The bigger Swiss banks had originally sparked the DoJ crackdown by knowingly or recklessly harbouring untaxed assets. But smaller regional institutions, which make up one in four of all Swiss banks, may also face considerable penalties, despite shouldering a far lesser burden of guilt.
Under the terms of the Swiss-US tax deal, signed in August, the US authorities asked the 300-plus banks in Switzerland to arrange themselves into four categories depending on whether they have any tax evaders on their books.
The categories range from group one for banks that are already under active investigation for suspected tax evasion offences, to group four for mostly regional institutions with very limited exposure to foreign clients.

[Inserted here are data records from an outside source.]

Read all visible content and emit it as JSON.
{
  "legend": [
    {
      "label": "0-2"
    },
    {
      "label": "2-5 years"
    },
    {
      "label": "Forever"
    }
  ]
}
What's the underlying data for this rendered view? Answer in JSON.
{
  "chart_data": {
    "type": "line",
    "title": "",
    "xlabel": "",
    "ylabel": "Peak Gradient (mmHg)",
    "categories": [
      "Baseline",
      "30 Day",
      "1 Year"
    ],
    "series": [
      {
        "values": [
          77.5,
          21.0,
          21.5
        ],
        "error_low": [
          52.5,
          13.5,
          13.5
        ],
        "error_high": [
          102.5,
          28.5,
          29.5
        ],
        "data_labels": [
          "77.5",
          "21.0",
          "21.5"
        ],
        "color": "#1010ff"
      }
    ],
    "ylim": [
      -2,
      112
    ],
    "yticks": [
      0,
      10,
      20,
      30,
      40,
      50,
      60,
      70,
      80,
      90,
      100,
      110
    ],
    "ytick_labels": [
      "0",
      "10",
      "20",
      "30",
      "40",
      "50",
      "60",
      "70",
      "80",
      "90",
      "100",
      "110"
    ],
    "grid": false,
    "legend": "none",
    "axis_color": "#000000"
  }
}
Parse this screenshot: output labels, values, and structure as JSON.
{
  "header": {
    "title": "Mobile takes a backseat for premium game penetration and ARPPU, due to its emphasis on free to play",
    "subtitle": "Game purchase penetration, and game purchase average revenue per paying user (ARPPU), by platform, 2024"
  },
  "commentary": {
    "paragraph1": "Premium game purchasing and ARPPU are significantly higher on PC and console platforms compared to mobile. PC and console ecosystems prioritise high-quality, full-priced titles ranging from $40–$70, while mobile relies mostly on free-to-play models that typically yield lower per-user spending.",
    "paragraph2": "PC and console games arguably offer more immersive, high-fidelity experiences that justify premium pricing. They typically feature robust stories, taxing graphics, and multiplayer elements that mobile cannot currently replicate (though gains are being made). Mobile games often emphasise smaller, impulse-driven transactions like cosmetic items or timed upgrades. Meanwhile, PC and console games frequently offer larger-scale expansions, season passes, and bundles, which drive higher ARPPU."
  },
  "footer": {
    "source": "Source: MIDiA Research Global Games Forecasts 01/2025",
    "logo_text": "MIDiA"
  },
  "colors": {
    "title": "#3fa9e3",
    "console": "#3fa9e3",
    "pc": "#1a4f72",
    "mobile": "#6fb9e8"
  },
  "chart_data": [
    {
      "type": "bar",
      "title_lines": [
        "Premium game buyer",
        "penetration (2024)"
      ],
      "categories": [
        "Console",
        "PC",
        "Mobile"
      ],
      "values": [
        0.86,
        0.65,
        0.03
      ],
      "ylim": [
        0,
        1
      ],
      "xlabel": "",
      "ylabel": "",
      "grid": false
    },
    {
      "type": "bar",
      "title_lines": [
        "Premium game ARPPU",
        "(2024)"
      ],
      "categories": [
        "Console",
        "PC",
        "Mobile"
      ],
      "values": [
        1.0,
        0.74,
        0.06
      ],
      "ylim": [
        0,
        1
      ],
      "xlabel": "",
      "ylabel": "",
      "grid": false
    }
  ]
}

The larger players including UBS, Credit Suisse, Julius Baer, Pictet and the Zurich and Basel cantonal banks as well as some Swiss subsidiaries of foreign banks, are part of the first group admitting their guilt. The currently about one dozen members of the first group are also the most likely to have the financial means to absorb the administrative and legal costs resulting.
Pleading guilty
For some Swiss banks the programme has come too late. UBS is not participating because it already reached a settlement with the US authorities in 2009. Meanwhile, banks Wegelin and Frey have gone out of business after incurring the DoJ’s wrath.
By joining the Swiss-US deal banks can reduce their criminal liability to a civil offence and pay a financial penalty. Given the level of uncertainty, it was a difficult choice to make for most of the banks.
Several banks have chosen to play safe and plead guilty in the scheme brokered by the two countries‘ governments because they could not say definitively that all their US clients paid their taxes – although they never actively sought US clients.
The majority of cantonal banks and some private banks, such as Edmond de Rothschild or Lombard Odier, have opted for group two, which means that they know or suspect that they have committed tax evasion offences in the US. By coming clean before the end of the year, these just over 30 banks would avoid criminal prosecution but would be subject to big fines.
About two dozen regional banks that primarily focus on mortgages and usually do not manage assets for any foreign clients, said they are either in groups three or four. A handful of locally active banks are not participating in the programme at all.